Ce sera un colloque émotionnel, oui. Mais ce sera un colloque scientifique et sécuritaire avant tout.
Ce que disent les phrases qui nous ont blessées… et celles qui nous relèvent
Nous avons toutes en tête une phrase qui nous a fait douter de notre valeur. La mienne est : «Si vous voulez vous faire épiler, allez chez Florence».
Cette phrase a condensé des années de mépris social envers notre métier. Mais elle a aussi été le point de départ d’un repositionnement : mon métier n’était pas reconnu parce qu’il n’était pas compris.
Aujourd’hui, avec la Neuro-Esthétique®, nous ouvrons une nouvelle voie, où l’esthétique n’est plus réduite à un geste, mais reconnue comme une contribution au mieux-être, à la régulation nerveuse, à l’identité des femmes.
Le colloque poursuivra ce mouvement : il remettra l’esthéticienne à sa juste place, avec compétence, cadre et légitimité.
Dans l’ombre des cabines, une compétence que personne n’avait jamais nommée
Lorsque nous accueillons une femme en traitement, nous percevons immédiatement :
- la sensibilité nerveuse amplifiée,
- l’hypervigilance,
- la fatigue profonde,
- les changements de peau,
- la fragilité identitaire.
Nos mains savent. Notre intuition capte. Mais cela ne suffit pas.

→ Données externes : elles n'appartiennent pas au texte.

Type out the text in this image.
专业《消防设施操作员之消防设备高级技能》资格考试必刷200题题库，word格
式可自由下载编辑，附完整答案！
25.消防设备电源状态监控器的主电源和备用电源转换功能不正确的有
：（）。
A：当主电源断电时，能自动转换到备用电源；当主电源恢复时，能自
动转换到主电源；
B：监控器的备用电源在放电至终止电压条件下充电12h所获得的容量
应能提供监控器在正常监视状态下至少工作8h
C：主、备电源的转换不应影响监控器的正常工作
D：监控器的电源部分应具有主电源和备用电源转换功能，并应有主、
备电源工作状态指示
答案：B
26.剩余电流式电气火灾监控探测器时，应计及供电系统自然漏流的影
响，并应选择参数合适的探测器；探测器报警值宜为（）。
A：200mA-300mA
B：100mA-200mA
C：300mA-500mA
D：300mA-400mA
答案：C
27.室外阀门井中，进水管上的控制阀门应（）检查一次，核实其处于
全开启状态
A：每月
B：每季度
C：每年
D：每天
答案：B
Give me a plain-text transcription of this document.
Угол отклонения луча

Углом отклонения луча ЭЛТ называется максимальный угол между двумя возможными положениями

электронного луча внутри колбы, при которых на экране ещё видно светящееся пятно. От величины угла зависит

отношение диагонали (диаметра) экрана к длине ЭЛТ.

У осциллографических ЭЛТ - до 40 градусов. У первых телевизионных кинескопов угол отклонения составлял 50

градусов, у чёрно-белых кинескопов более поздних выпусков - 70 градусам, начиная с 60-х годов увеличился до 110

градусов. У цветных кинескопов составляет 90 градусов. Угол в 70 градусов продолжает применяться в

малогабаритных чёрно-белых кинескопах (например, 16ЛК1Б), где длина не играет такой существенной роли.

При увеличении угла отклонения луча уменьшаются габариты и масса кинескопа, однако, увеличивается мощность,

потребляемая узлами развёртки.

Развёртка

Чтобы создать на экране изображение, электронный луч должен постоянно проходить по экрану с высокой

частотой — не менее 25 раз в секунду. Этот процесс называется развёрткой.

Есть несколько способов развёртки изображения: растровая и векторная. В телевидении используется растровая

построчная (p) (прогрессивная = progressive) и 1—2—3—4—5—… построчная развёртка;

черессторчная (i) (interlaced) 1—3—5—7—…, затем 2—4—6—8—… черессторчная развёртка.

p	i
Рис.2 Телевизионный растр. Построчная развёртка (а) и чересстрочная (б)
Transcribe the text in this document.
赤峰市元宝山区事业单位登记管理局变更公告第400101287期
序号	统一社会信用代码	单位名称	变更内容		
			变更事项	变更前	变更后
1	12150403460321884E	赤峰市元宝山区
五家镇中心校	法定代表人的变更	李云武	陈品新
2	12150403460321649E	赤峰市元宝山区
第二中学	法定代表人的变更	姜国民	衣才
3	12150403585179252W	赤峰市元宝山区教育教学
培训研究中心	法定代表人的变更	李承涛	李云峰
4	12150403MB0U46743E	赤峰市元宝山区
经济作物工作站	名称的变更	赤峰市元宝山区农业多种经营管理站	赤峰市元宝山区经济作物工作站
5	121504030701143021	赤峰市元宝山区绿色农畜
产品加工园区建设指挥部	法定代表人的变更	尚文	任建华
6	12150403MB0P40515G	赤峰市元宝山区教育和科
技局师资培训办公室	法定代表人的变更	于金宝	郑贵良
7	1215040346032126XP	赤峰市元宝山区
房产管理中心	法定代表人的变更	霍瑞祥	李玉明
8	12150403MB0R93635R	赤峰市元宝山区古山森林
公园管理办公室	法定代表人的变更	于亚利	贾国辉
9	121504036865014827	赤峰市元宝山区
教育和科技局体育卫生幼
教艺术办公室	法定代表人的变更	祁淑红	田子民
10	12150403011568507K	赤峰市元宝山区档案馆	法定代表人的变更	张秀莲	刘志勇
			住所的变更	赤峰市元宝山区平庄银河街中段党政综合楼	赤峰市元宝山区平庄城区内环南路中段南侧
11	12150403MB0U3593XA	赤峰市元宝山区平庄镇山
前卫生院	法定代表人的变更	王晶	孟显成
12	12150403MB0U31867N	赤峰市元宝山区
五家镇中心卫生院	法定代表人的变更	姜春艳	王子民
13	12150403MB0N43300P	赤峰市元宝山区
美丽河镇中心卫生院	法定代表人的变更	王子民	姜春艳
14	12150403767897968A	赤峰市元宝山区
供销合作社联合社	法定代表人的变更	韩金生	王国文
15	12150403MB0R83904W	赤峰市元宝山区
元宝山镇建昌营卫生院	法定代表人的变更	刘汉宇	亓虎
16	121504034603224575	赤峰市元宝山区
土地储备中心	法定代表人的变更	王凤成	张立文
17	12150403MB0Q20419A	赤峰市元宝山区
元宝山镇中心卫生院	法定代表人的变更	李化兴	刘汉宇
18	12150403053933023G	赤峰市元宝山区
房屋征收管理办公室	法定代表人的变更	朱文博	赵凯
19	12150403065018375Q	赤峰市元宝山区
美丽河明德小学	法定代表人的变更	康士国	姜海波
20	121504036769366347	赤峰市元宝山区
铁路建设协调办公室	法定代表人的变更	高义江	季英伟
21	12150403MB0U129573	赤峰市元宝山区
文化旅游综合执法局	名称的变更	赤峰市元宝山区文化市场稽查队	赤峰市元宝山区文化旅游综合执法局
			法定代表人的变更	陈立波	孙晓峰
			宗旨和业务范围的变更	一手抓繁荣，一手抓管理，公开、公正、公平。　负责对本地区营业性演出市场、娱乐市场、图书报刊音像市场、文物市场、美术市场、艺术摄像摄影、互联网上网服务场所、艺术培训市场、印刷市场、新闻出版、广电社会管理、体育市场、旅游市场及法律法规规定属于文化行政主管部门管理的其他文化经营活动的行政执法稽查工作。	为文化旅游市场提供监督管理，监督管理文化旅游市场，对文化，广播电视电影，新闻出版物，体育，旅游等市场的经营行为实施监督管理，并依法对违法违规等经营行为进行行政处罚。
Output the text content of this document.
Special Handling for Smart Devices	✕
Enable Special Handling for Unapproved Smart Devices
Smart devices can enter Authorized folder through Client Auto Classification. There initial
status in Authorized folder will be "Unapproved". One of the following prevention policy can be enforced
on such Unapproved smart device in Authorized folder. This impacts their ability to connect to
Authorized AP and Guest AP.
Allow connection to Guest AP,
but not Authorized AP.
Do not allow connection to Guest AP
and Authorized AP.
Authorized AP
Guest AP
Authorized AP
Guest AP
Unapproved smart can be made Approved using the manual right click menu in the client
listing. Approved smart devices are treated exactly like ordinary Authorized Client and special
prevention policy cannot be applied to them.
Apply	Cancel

Il faut comprendre et apprendre…
Il faut comprendre comment adapter chaque geste, comment choisir les textures compatibles, comment éviter les déclencheurs sensoriels, comment respecter la fatigue cellulaire, comment restaurer la sécurité intérieure.
Et surtout : comment garder sa propre régulation nerveuse stable, pour ne pas absorber la détresse émotionnelle de la cliente.
Apprendre à accompagner sans s’effacer, à soutenir sans s’oublier
Accompagner une femme en cancer n’est pas un acte improvisé.
C’est une précision.
C’est une posture.
C’est une présence.
Pendant les trois jours de colloque, nous traiterons des sujets :
- l’art d’adapter un soin sans créer de risque,
- la lecture des tissus fragilisés,
- la gestion de l’hypersensibilité nerveuse,
- les gestes admissibles selon la phase du traitement,
- ceux qui sont strictement interdits,
- et ceux qui nécessitent l’intervention d’une socio-esthéticienne ou d’un professionnel de santé.
Mais surtout, nous apprendrons à nous réguler nous-mêmes.
Car une professionnelle qui absorbe, qui prend tout dans son propre corps, finit par se surcharger émotionnellement.
La régulation nerveuse, le ton de voix, la synchronisation respiratoire, la posture somatique… tout est étudié pour que la professionnelle devienne une présence stable, cohérente, rassurante. Une présence qui n’efface pas la femme qu’elle accompagne, mais qui ne s’efface pas elle-même.
Un colloque informatif, structurant, essentiel
Ce colloque ne sera pas une réunion théorique. Ce sera une mise à jour de la profession.
Nous y aborderons :
- les nouvelles réglementations,
- les limites d’intervention esthétique vs socio-esthétique,
- les risques à ne pas prendre,
- les soins compatibles selon les étapes du cancer,
- les signaux d’orientation médicale,
- la posture professionnelle adaptée.
Ce colloque sera vraiment un filet de sécurité. Pour les professionnelles. Pour les clientes. Pour le métier tout entier.
L’évolution est en marche : l’esthéticienne devient un repère
Entre 2004 et 2018, j’ai vu évoluer la perception de l’esthétique, lentement mais sûrement. Aujourd’hui, une nouvelle étape commence : l’intégration de notre rôle dans les parcours de vie des femmes fragilisées :
- Accompagner une femme en cancer demande un cœur grand, oui.
- Mais aussi un cadre.
- Une régulation.
- Une expertise.
- Une connaissance des risques.
- Une conscience de sa place.
Le colloque donnera tout cela.
L’esthétique de demain est claire, cadrée, compétente et profondément humaine
Le futur de notre métier ne sera ni technique ni purement relationnel.
Il sera neuroscientifique, sensoriel, identitaire, et parfaitement cadré.
Les femmes en cancer ont besoin de nous.
De notre présence.
De notre apaisement.
De notre savoir-être.
Et de notre savoir-faire.
Ce colloque leur garantira que l’accompagnement qu’elles recevront sera juste, sécurisé et profondément humain. Et il garantira aux professionnelles qu’elles ne navigueront plus jamais dans le flou.